What's your specific concern here? I certainly wouldn't want to, e.g., give young kids unmonitored use of an LLM, or replace their books with AI-generated text, or stop directly engaging with their games and stories and outsource that to ChatGPT. But what part of "generate fun images for my kids - turn photos into a new style, create colouring pages from pictures, etc" is likely to be "unhealthy and bad for their development"?
Can you share some examples of this where it gives better results?
For me both Gemini and ChatGPT (both paid versions Key in Gemini and ChatGPT Plus) give me similiar results in terms of "every day" research. Im sticking with ChatGPT at the moment, as the UI and scaffolding around the model is in my view better at ChatGpt (e.g. you can add more than one picture at once...)
For Software Development, I tested Gemini3 and I was pretty disappointed in comparison to Claude Opus CLI, which is my daily driver.
I see a post like this every time there are news about ChatGPT or OpenAI. I'm probably being paranoid but I keep thinking that it looks like bots or paid advertisement for Gemini
I think people like me just enjoying sharing when something is working for them and they have a good experience. It probably gets voted up because people enjoy reading when that happens
Google has such a huge advantage in the amount of training data with the Google search database and with YouTube and in terms of FLOPS with their TPUs.
Just a fair warning, it likes to spell Acknowledge as Acknolwedge. And I've run into issues when it's accessing markdown guides, it loses track and hallucinates from time to time which is annoying.
A future where Google still dominates, is that a future we want? I feel a future with more players is better than one with just a single one. Competition is valuable for us consumers
It would be useful to see some examples of the differences and supposed strengths of Gemini so this doesn't come off as Google advertisement snarf.
Also, I would never, ever, trust Google for privacy or sign into a Google account except on YouTube (and clear cookies afterwards to stop them from signing me into fucking Search too).
What?? Am I using the same gemini as everyone else?
>OCR is phenomenal
I literally tried to OCR a TYPED document in Gemini today and it mangled it so bad I just transcribed it myself because it would take less time than futzing around with gemini.
> Gemini handles every single one of my uses cases much better and consistently gives better answers.
>coding
I asked it to update a script by removing some redundant logic yesterday.

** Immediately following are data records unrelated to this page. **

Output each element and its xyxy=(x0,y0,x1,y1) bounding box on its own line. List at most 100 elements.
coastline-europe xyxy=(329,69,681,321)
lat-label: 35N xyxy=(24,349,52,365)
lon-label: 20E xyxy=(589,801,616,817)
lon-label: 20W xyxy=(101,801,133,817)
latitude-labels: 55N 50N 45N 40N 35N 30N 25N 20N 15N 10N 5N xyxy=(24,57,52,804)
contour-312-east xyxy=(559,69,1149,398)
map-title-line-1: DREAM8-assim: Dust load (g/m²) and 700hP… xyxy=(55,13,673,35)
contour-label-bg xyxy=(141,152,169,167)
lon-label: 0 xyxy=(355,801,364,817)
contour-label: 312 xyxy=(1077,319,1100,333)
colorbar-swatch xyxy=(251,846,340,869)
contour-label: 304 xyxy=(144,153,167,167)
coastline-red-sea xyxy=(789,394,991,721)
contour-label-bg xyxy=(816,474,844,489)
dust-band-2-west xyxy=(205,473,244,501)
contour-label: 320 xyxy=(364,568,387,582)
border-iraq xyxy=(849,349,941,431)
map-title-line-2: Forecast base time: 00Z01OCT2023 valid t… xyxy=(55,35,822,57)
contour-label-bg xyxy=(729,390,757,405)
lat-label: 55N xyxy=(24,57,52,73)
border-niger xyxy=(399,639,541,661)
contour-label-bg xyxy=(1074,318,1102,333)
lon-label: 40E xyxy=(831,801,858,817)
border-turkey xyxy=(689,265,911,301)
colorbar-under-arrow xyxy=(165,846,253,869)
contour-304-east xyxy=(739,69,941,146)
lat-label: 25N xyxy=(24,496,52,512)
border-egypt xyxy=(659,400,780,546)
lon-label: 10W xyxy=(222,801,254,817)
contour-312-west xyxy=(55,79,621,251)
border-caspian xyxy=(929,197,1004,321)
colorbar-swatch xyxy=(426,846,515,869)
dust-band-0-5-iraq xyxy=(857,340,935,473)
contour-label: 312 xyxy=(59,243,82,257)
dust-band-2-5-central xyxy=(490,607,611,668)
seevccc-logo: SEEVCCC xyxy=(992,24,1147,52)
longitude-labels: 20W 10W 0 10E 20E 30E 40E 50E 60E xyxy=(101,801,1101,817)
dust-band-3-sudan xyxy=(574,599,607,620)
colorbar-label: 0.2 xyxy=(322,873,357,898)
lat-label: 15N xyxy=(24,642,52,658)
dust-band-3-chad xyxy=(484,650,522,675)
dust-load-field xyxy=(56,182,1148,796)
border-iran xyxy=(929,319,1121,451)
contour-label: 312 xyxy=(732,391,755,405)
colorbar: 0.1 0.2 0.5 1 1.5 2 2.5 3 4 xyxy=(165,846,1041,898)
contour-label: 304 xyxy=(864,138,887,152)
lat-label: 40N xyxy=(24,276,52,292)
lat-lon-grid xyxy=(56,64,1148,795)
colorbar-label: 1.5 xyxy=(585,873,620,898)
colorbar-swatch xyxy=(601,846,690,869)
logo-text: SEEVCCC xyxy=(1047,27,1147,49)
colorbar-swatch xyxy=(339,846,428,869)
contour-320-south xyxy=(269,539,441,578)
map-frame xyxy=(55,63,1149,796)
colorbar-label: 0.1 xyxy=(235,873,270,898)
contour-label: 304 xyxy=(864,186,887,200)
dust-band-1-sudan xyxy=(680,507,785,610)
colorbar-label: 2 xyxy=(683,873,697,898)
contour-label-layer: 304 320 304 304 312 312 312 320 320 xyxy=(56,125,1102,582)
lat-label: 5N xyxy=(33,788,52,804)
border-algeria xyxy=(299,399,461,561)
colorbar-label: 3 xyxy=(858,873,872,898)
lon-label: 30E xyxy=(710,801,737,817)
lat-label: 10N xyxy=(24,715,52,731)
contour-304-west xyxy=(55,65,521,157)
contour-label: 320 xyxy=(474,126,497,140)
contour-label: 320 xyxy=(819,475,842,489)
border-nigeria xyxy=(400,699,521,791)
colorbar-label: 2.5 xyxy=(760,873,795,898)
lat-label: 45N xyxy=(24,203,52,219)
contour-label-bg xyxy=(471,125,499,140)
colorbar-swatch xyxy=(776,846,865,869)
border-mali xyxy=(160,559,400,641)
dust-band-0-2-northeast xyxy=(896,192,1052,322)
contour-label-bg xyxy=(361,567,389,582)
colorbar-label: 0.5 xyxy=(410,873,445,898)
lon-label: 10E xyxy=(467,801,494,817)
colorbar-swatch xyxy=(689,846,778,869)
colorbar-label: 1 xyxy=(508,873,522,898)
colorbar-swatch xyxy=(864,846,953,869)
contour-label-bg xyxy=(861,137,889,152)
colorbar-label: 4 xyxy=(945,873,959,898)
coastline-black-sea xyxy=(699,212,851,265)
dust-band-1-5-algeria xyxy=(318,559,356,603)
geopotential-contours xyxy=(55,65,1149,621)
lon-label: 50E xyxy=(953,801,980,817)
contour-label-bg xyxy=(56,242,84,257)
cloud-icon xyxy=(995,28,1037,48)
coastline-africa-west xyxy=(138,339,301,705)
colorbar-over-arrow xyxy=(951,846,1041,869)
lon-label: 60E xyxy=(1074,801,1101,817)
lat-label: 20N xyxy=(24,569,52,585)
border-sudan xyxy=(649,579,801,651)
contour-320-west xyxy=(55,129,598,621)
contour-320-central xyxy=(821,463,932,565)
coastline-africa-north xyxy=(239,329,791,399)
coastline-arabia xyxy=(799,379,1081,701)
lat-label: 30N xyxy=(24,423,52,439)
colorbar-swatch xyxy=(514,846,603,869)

Instead of removing it it just put == all over the place essentially negating but leaving all the code and also removing the actual output.
Today I asked it to make a short bit of code to query some info from an API. I needed it to not use the specific function X that is normally used. I added to its instructions "Never use function X" then asked it in the chat to confirm its rules. It then generated code using function X and a word soup explaining how it did not uses function X. Then I copy pasted the line and asked why it used function X and it said more word soup explaining how the function was not there. So yea not so good.
Why do people pay for ai tools? I didn't get that. I feel like I just rotate between them on the free tiers. Unless you're paying for all of them, what's the point?
I pay for Kagi and get all of the major ones, a great search engine that I can tune to my liking, and the ability to link any model to my tuned web search.